In realtà la Cub Trasporti fin da subito denunciò tale progetto, invitando i lavoratori a diffidare di iniziative che miravano solo a diminuire l'impatto determinato dal sottorganico prodottosi dopo i licenziamenti di migliaia di lavoratori nel passaggio dalla “vecchia” alla “nuova” Alitalia.
Quanto è accaduto nello sciopero del 6.9.2011 sembra confermare ancora una volta le nostre peggiori previsioni: la task force è stata utilizzata per diminuire l'impatto dello sciopero effettuato dai lavoratori dello scalo.
L'ambiguità dunque è fugata! La Task Force è stata utilizzata come “truppa antisciopero”.
Ormai è inutile qualsiasi tentativo di coprire la verità che è divenuta lampante ed inaccettabile. Come inutili ed irritanti sono le scuse di chi crede, esercitando il proprio diritto a non aderire ad uno sciopero, di poter nascondere il proprio operato raccontando di non aver effettuato sostituito i propri colleghii ma di aver “…solo supportato il passeggero”.

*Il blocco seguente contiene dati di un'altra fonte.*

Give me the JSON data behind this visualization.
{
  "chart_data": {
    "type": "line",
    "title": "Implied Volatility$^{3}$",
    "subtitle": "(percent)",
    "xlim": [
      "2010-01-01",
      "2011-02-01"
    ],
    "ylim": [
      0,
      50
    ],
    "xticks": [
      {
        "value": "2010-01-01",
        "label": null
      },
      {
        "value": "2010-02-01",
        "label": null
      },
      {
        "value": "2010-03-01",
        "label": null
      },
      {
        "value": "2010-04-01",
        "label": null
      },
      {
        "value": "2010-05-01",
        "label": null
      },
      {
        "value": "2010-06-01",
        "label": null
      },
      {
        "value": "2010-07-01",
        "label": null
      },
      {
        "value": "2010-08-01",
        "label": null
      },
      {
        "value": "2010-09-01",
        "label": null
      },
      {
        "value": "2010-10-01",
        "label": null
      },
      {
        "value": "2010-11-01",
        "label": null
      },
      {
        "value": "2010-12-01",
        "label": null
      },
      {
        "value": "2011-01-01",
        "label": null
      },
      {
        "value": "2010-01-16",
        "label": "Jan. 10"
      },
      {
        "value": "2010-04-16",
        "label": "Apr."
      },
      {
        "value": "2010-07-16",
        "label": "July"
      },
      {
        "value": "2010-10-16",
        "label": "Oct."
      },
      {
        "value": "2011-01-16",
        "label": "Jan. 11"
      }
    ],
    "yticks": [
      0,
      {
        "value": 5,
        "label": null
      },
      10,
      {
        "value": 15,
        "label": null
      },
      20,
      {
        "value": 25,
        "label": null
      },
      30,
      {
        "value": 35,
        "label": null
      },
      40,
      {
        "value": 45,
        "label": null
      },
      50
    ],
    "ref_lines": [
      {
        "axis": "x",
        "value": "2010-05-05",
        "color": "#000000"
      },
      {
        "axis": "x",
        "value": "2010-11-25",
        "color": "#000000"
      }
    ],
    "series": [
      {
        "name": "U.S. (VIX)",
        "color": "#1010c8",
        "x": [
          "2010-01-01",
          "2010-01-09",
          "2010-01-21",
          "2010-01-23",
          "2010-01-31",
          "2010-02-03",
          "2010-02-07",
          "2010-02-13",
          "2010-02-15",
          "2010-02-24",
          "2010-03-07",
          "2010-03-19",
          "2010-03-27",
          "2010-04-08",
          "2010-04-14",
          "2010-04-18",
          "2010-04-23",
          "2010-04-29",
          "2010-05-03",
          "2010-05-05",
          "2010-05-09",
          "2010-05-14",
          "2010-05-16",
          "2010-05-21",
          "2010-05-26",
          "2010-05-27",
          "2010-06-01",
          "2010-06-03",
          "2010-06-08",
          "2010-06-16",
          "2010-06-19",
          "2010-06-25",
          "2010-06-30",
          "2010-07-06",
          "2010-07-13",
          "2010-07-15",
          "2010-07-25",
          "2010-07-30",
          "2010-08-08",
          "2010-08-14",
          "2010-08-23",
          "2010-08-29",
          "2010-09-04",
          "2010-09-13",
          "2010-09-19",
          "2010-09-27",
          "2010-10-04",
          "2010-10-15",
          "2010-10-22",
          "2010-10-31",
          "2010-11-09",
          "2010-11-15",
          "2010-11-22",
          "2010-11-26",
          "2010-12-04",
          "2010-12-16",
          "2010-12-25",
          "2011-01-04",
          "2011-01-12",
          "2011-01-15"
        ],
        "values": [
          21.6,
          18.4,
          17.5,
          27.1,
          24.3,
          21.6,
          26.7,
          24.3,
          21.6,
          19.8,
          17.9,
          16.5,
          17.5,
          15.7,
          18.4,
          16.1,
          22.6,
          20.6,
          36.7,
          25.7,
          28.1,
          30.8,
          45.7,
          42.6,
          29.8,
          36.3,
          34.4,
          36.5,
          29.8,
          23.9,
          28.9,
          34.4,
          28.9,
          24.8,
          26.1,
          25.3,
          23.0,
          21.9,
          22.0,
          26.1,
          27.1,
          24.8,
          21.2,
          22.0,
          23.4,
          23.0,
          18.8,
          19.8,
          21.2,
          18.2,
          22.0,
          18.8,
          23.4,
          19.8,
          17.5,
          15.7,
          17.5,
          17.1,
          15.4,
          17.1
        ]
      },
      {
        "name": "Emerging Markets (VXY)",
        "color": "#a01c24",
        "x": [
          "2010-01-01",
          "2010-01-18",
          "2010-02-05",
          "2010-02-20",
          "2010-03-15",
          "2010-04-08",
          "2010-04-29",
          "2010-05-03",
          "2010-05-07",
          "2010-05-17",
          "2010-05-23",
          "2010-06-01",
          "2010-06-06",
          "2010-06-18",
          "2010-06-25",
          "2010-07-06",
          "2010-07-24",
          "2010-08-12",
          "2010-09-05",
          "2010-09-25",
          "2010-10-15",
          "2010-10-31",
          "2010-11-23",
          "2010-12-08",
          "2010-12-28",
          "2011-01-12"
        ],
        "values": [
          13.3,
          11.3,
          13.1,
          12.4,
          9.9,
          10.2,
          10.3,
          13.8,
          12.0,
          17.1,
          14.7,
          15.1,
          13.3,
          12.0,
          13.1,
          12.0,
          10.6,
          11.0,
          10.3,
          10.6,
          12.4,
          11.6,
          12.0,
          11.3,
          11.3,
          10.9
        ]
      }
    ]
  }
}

Il confine è sottile ma netto: lo sciopero è un diritto inviolabile ed è una forma di lotta che i lavoratori pagano di tasca propria. Chiunque decide di non scioperare è doveroso che si attenga alle proprie funzioni senza rendersi disponibile a svolgere mansioni ed interventi che esulano dalle proprie strette funzioni.
Qualunque iniziativa di sabotaggio messo in atto o dall’azienda o dai colleghi è e resta un attacco inaccettabile alle libertà individuali dei lavoratori.